Before the conflict, the Vagzhanovo depot reportedly housed around 3,840 Soviet-era tanks and armored vehicles. However, as of May 2023, roughly 2,270 of these vehicles remain stored at the location. Out of the removed armored vehicles, 32% left the base following the announcement of mobilization towards the end of 2022.

Experts in the military field have identified the tanks stored at the Vagzhanovo base, based on published photos, as T-62 tanks manufactured in the USSR from 1962 to 1975.

The development of the Soviet-made T-62 MBT started in the 1950s and the first tank entered into service with the Russian army in 1962. it was first seen in public during a parade held in Moscow in May 1965. Production of the T-62 tanks continued in the Soviet Union until 1975 by which time about 20,000 tanks had been completed. It was produced for export in Czechoslovakia between 1973 and 1978 with approximately 1,500 built. It was also produced in North Korea for home and export markets.

Since the T-62 was accepted for service in 1962 it has been modernized featuring more mobility, firepower, and protection. The T-62M version was one of the most produced versions by the Russian defense industry, it is also now widely used by Russian troops deployed in Ukraine.

The Vagzhanovo military equipment depot, situated outside the capital of Ulan-Ude in eastern Siberia, is one of nearly twenty similar sites identified through open-source data, covering an area of over 13 square kilometers. The facility also includes 10 hangars with the capacity to accommodate up to 400 armored vehicles.

The Russian Ministry of Defense categorizes its military equipment into four classifications: valuable equipment stored in specialized heated and ventilated spaces, equipment in unheated hangars, storage beneath awnings, and open storage. However, a substantial portion of the observed armored equipment at Vagzhanovo was stored outdoors.

Images from November 2022 reveal that roughly half of the vehicles at the Vagzhanovo base lacked turrets or exhibited visible damage. Similar indications were noted in around half of the remaining equipment by May 2023. This observation suggests that some of the removed vehicles might have been sent for refurbishment with new components and equipment, or could potentially be repurposed as sources for spare parts.

According to a military expert, Russia maintains at least 15 tank repair plants across the country dedicated to reactivation and modernization. This process involves inspections of tanks, potential engine and transmission replacements, confirmation of operational lifespan, and installation of modern instruments, sights, and communication systems.
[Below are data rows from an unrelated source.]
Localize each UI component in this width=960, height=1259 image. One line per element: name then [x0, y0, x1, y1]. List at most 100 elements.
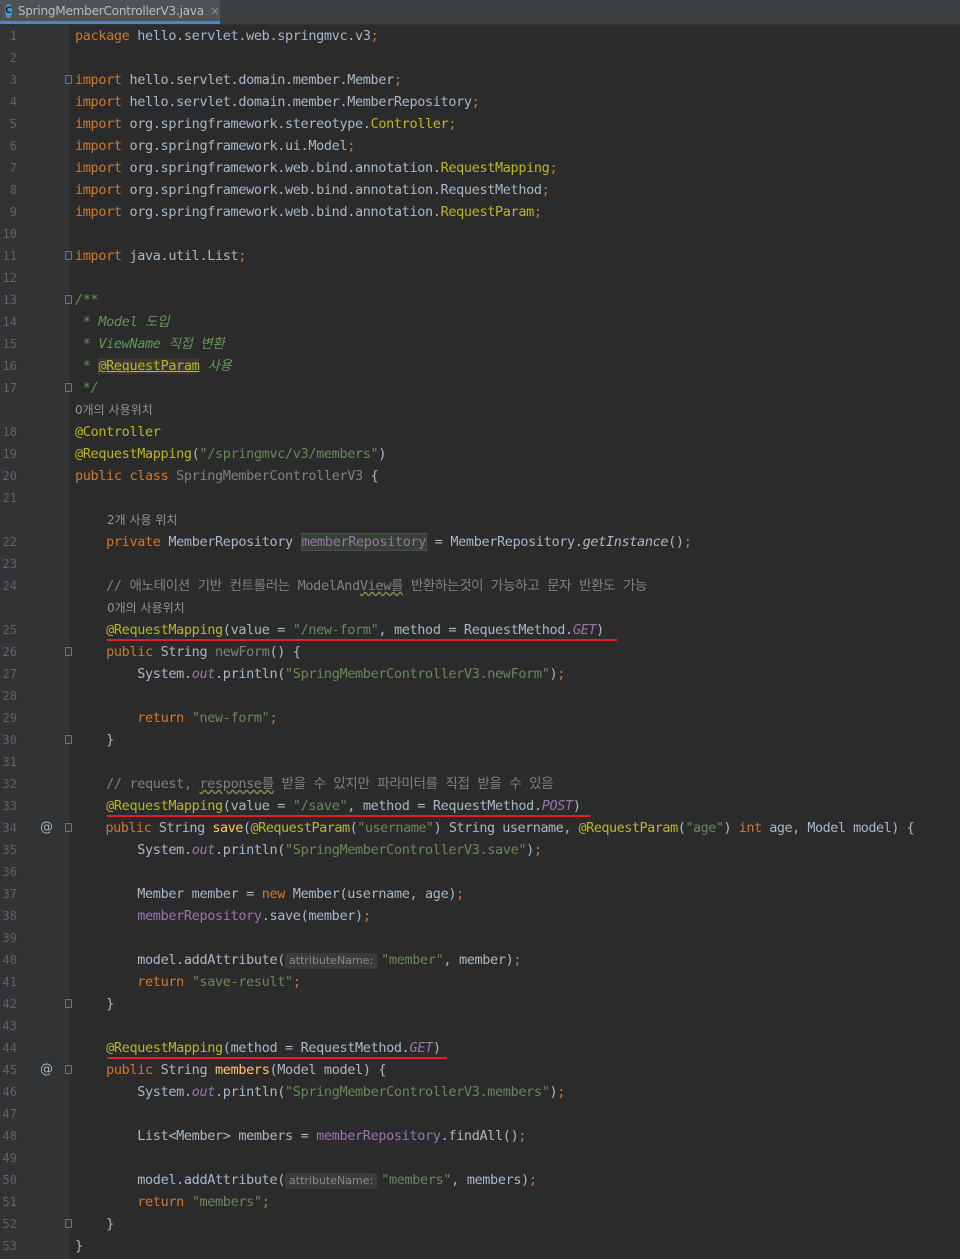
code-line: 24 // 애노테이션 기반 컨트롤러는 ModelAndView를 반환하는것…	[0, 575, 960, 597]
line-number: 27	[2, 667, 17, 681]
tab-springmembercontrollerv3[interactable]: C SpringMemberControllerV3.java ×	[0, 0, 220, 24]
fold-icon[interactable]	[65, 383, 72, 392]
code-line: 36	[0, 861, 960, 883]
line-number: 6	[9, 139, 17, 153]
usage-hint[interactable]: 2개 사용 위치	[107, 509, 177, 531]
code-line: 1 package hello.servlet.web.springmvc.v3…	[0, 25, 960, 47]
code-text: @Controller	[75, 424, 161, 440]
code-line: 39	[0, 927, 960, 949]
code-line: 38 memberRepository.save(member);	[0, 905, 960, 927]
close-icon[interactable]: ×	[210, 4, 220, 18]
code-text: import hello.servlet.domain.member.Membe…	[75, 72, 402, 88]
line-number: 5	[9, 117, 17, 131]
code-text: * Model 도입	[75, 314, 170, 330]
line-number: 13	[2, 293, 17, 307]
fold-icon[interactable]	[65, 735, 72, 744]
line-number: 2	[9, 51, 17, 65]
code-text: }	[106, 1216, 114, 1232]
line-number: 48	[2, 1129, 17, 1143]
line-number: 33	[2, 799, 17, 813]
fold-icon[interactable]	[65, 823, 72, 832]
code-line: 6 import org.springframework.ui.Model;	[0, 135, 960, 157]
code-line: 11 import java.util.List;	[0, 245, 960, 267]
code-line: 33 @RequestMapping(value = "/save", meth…	[0, 795, 960, 817]
line-number: 28	[2, 689, 17, 703]
code-line: 3 import hello.servlet.domain.member.Mem…	[0, 69, 960, 91]
code-text: import org.springframework.ui.Model;	[75, 138, 356, 154]
code-line: 15 * ViewName 직접 변환	[0, 333, 960, 355]
code-text: import org.springframework.web.bind.anno…	[75, 182, 550, 198]
code-text: public String save(@RequestParam("userna…	[105, 820, 915, 836]
line-number: 50	[2, 1173, 17, 1187]
code-line: 5 import org.springframework.stereotype.…	[0, 113, 960, 135]
code-line: 28	[0, 685, 960, 707]
java-class-icon: C	[5, 3, 12, 18]
fold-icon[interactable]	[65, 295, 72, 304]
line-number: 34	[2, 821, 17, 835]
code-text: * ViewName 직접 변환	[75, 336, 225, 352]
fold-icon[interactable]	[65, 75, 72, 84]
code-line: 40 model.addAttribute(attributeName: "mem…	[0, 949, 960, 971]
code-text: /**	[75, 292, 99, 308]
code-editor[interactable]: 1 package hello.servlet.web.springmvc.v3…	[0, 25, 960, 1259]
tab-title: SpringMemberControllerV3.java	[17, 3, 204, 18]
code-text: return "members";	[137, 1194, 270, 1210]
line-number: 21	[2, 491, 17, 505]
code-text: import java.util.List;	[75, 248, 247, 264]
line-number: 38	[2, 909, 17, 923]
mapping-at-icon[interactable]: @	[40, 817, 53, 839]
code-text: System.out.println("SpringMemberControll…	[137, 666, 566, 682]
usage-hint-line: 2개 사용 위치	[0, 509, 960, 531]
line-number: 49	[2, 1151, 17, 1165]
fold-icon[interactable]	[65, 647, 72, 656]
code-line: 10	[0, 223, 960, 245]
code-text: public String newForm() {	[106, 644, 301, 660]
usage-hint-line: 0개의 사용위치	[0, 399, 960, 421]
line-number: 41	[2, 975, 17, 989]
code-line: 29 return "new-form";	[0, 707, 960, 729]
line-number: 35	[2, 843, 17, 857]
code-text: public class SpringMemberControllerV3 {	[75, 468, 379, 484]
parameter-hint: attributeName:	[285, 953, 378, 969]
code-text: * @RequestParam 사용	[75, 358, 232, 374]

Subsequently, these tanks are repurposed as infantry support combat vehicles rather than traditional tanks, with varying calibers that include older types of ammunition stored in warehouses.

In a previous event in October 2022, orders were issued to upgrade 800 T-62 tanks with additional protection, modern engines, optoelectronic systems, and thermal imagers, as Russia has increasingly deployed aging tanks to the battlefield to offset equipment losses.  The majority of outdated tanks actually deployed to the frontlines goes without upgrades and often function as self-propelled artillery, resulting in significant losses for the Russian Armed Forces.

Initially, Russia had plans to dismantle around 10,000 sovier-era tanks, which were later revised to 4,000. However, the number of contracts for tank dismantlement decreased over time. In 2022, the Ministry of Defense ceased entering into contracts for the disposal of military equipment. 

Open-source intelligence (OSINT) sources indicate that Russia has experienced notable depletion in its armored vehicle inventory. As of May 31, 2023, these sources report that over 2,000 tanks were lost from the original reserve of 3,000 combat-ready vehicles deployed during the Ukrainian invasion.

In response to these losses, Russian Defense Minister Sergei Shoigu has called for an escalation in tank production to sustain Russian forces engaged in Ukraine.

Simultaneously, media reports suggest that Russia is importing back parts for tanks and missiles that were previously sold to India and Myanmar. This is potentially aimed at enhancing older weaponry and equipment intended for utilization in Ukraine. Among the reimported equipment are numerous sighting telescopes and cameras for integration into tanks. Analysts speculate that these could be employed to modernize Russia's existing T-72 tanks, which are presently in storage.